The great news: In May, unemployment remained at 3.6% for the third month in a row since March 2022, maintaining its two-year low. As a reminder, at 3.6%, unemployment is still only a tenth of a percent away from its pre-pandemic historic low of 3.5%. The industries that garnered the largest share of the 390,000 jobs added in April were leisure and hospitality, professional and business services, and transportation and warehousing. An interesting fact to consider, the largest employment decline was seen in the retail industry. The number of employed persons remains essentially unchanged, coming in at 6.0 million. The pre-pandemic low of unemployed persons came in at 5.7 million.

The good news: In May, the number of long-term unemployed people, those jobless for more than 27 weeks, came in at 1.4 million, only 235,000 more than the pre-pandemic low in February 2020. This accounts for 23.3 percent of all unemployed in May. Average hourly wages for all private non-farm payroll employees rose 10 cents in May or 0.3%. Over the last 12 months, average hourly earnings have increased by 5.2%. Average hourly wages for non-supervisory employees rose by 15 cents or 0.6%.

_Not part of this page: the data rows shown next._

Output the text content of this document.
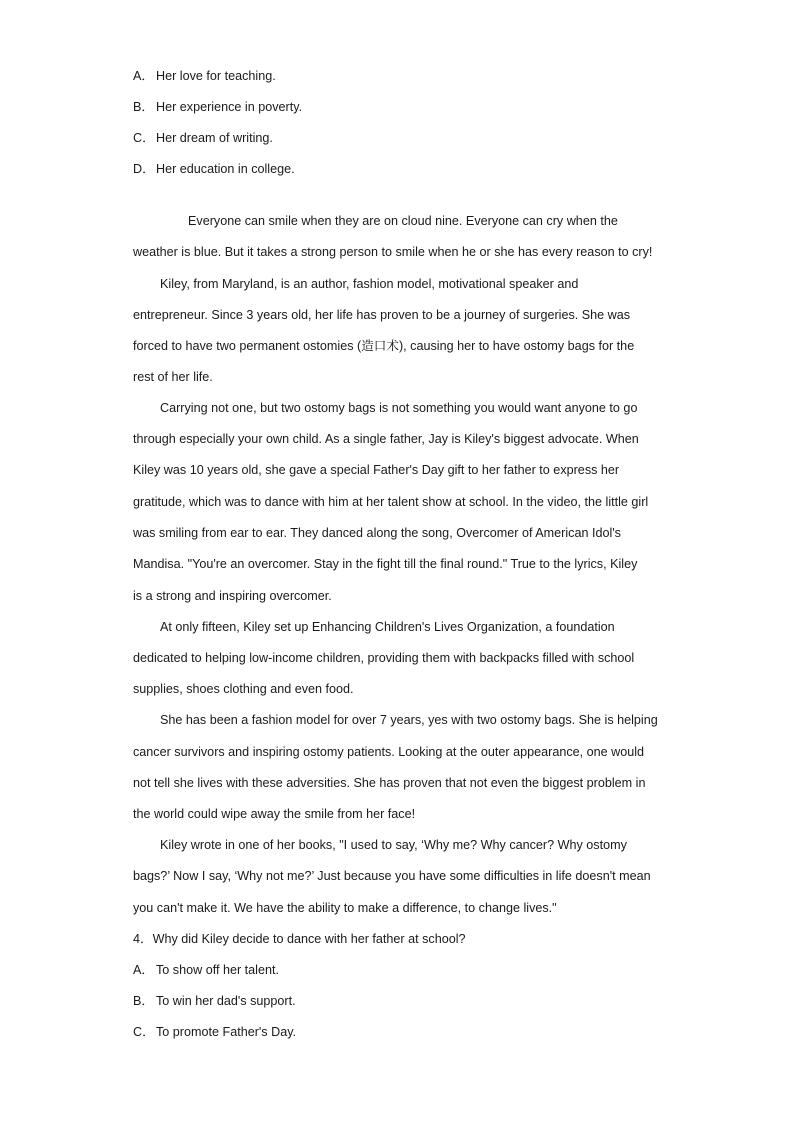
A． Her love for teaching.
B． Her experience in poverty.
C．Her dream of writing.
D．Her education in college.
Everyone can smile when they are on cloud nine. Everyone can cry when the
weather is blue. But it takes a strong person to smile when he or she has every reason to cry!
Kiley, from Maryland, is an author, fashion model, motivational speaker and
entrepreneur. Since 3 years old, her life has proven to be a journey of surgeries. She was
forced to have two permanent ostomies (造口术), causing her to have ostomy bags for the
rest of her life.
Carrying not one, but two ostomy bags is not something you would want anyone to go
through especially your own child. As a single father, Jay is Kiley's biggest advocate. When
Kiley was 10 years old, she gave a special Father's Day gift to her father to express her
gratitude, which was to dance with him at her talent show at school. In the video, the little girl
was smiling from ear to ear. They danced along the song, Overcomer of American Idol's
Mandisa. "You're an overcomer. Stay in the fight till the final round." True to the lyrics, Kiley
is a strong and inspiring overcomer.
At only fifteen, Kiley set up Enhancing Children's Lives Organization, a foundation
dedicated to helping low-income children, providing them with backpacks filled with school
supplies, shoes clothing and even food.
She has been a fashion model for over 7 years, yes with two ostomy bags. She is helping
cancer survivors and inspiring ostomy patients. Looking at the outer appearance, one would
not tell she lives with these adversities. She has proven that not even the biggest problem in
the world could wipe away the smile from her face!
Kiley wrote in one of her books, "I used to say, ‘Why me? Why cancer? Why ostomy
bags?’ Now I say, ‘Why not me?’ Just because you have some difficulties in life doesn't mean
you can't make it. We have the ability to make a difference, to change lives."
4．Why did Kiley decide to dance with her father at school?
A． To show off her talent.
B． To win her dad's support.
C．To promote Father's Day.
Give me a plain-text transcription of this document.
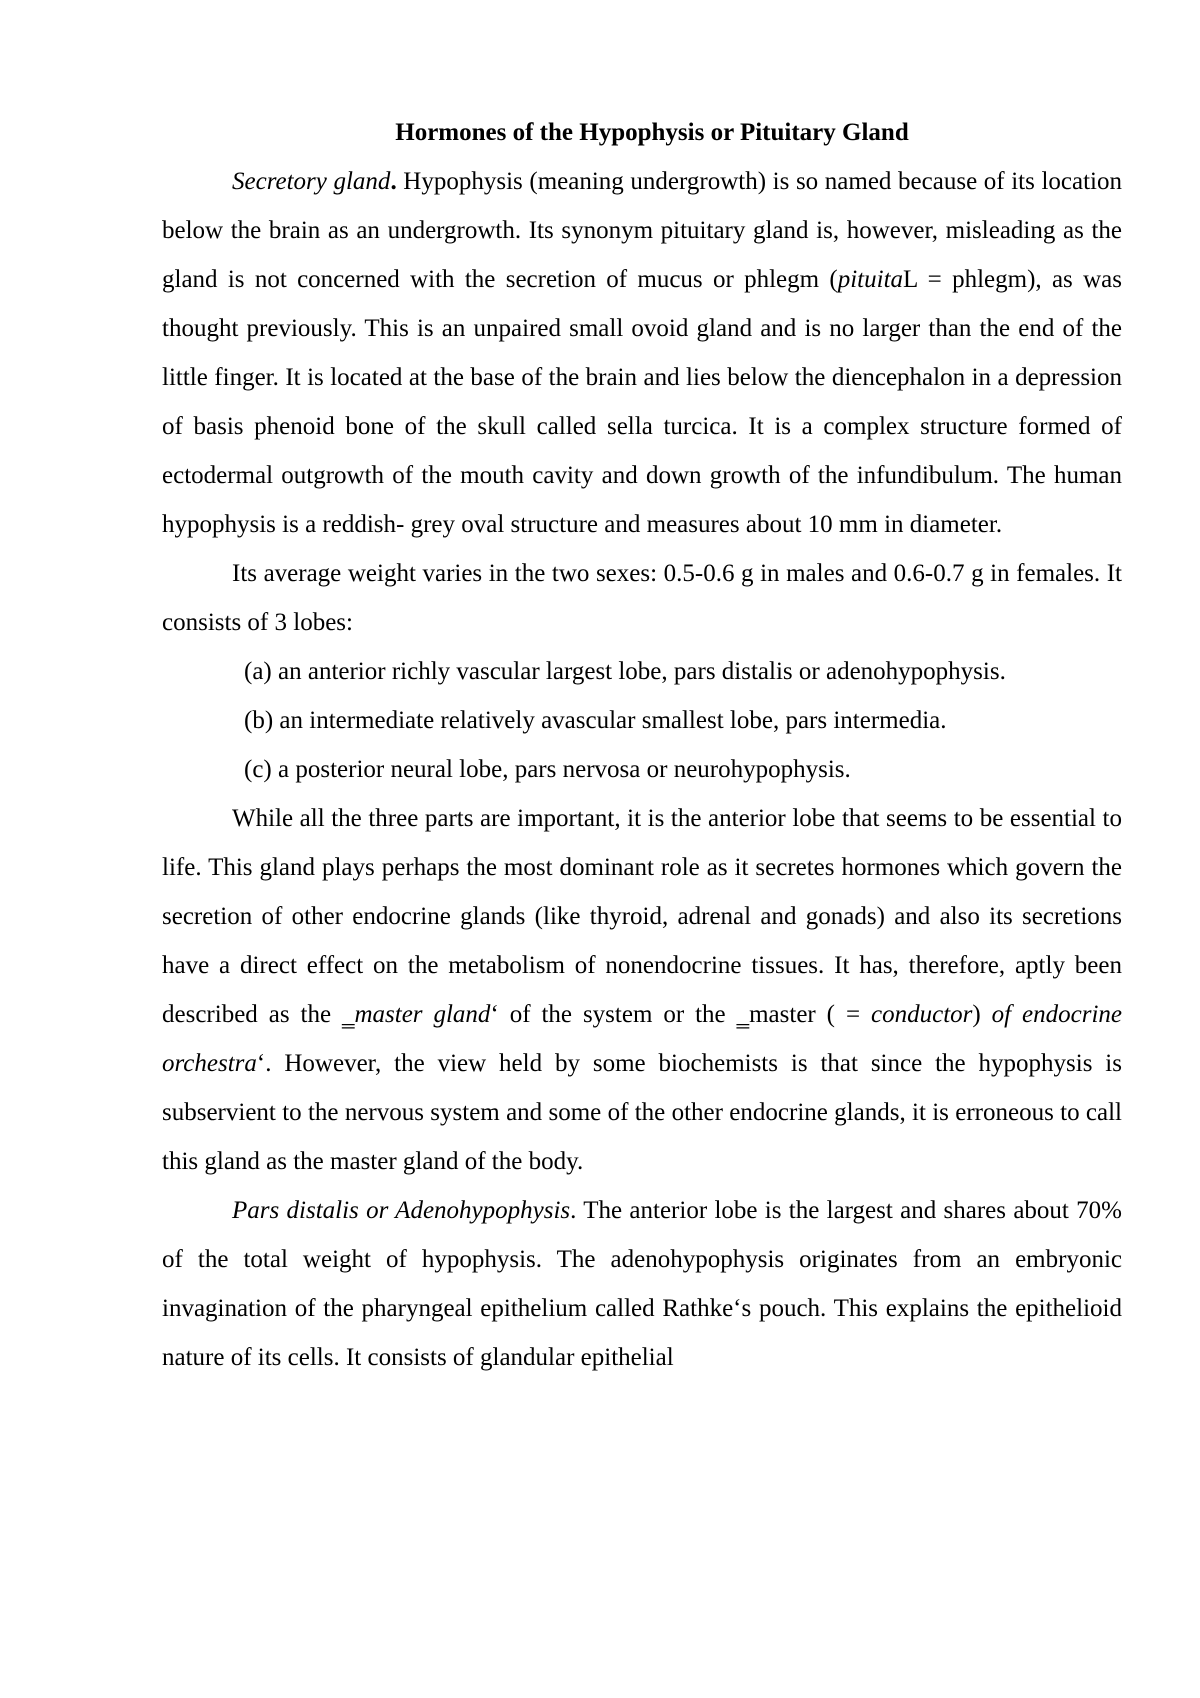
Hormones of the Hypophysis or Pituitary Gland

Secretory gland. Hypophysis (meaning undergrowth) is so named because of its location below the brain as an undergrowth. Its synonym pituitary gland is, however, misleading as the gland is not concerned with the secretion of mucus or phlegm (pituitaL = phlegm), as was thought previously. This is an unpaired small ovoid gland and is no larger than the end of the little finger. It is located at the base of the brain and lies below the diencephalon in a depression of basis phenoid bone of the skull called sella turcica. It is a complex structure formed of ectodermal outgrowth of the mouth cavity and down growth of the infundibulum. The human hypophysis is a reddish- grey oval structure and measures about 10 mm in diameter.

Its average weight varies in the two sexes: 0.5-0.6 g in males and 0.6-0.7 g in females. It consists of 3 lobes:

(a) an anterior richly vascular largest lobe, pars distalis or adenohypophysis.
(b) an intermediate relatively avascular smallest lobe, pars intermedia.
(c) a posterior neural lobe, pars nervosa or neurohypophysis.

While all the three parts are important, it is the anterior lobe that seems to be essential to life. This gland plays perhaps the most dominant role as it secretes hormones which govern the secretion of other endocrine glands (like thyroid, adrenal and gonads) and also its secretions have a direct effect on the metabolism of nonendocrine tissues. It has, therefore, aptly been described as the ‗master gland‘ of the system or the ‗master ( = conductor) of endocrine orchestra‘. However, the view held by some biochemists is that since the hypophysis is subservient to the nervous system and some of the other endocrine glands, it is erroneous to call this gland as the master gland of the body.

Pars distalis or Adenohypophysis. The anterior lobe is the largest and shares about 70% of the total weight of hypophysis. The adenohypophysis originates from an embryonic invagination of the pharyngeal epithelium called Rathke‘s pouch. This explains the epithelioid nature of its cells. It consists of glandular epithelial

The bad news: Although wages continue to increase, they have still not met the rate of inflation over the same time period. Discouraged workers who believed that no jobs were available for them hit 415,000 in May, showing little change in this number from April. In May, 1.8 million people reported that they were unable to work due to their employer closing or losing business as a result of the pandemic, showing an increase from 1.7 million people in April.

Keep in mind: As unemployment rates continue to remain low, inflation continues to rise along with the cost of living, and an increase in the number of businesses looking to hire while the number of unemployed persons actively looking for work remains relatively steady, being a competitive employer continues to be more important than ever. To attract the best candidates that are looking to work in your industry, you must show them that you are the most competitive employer in terms of salary, benefits, career stability, and career growth opportunities.

Key Takeaways: With unemployment remaining stagnant in May, employers will need to continue to raise wages and increase the number of offered benefits to attract additional staff. Employers should also aim to continue to increase their diversity and inclusion initiatives to ensure that they are finding the best, most qualified candidates for their open opportunities. Another thing to keep in mind is that telecommuting continues to remain popular in the job market, with 7.4% of workers telecommuting due to the pandemic. Offering remote options and flexibility can also play a role in casting a wider net to ensure you are attracting the candidates you want to fill your position.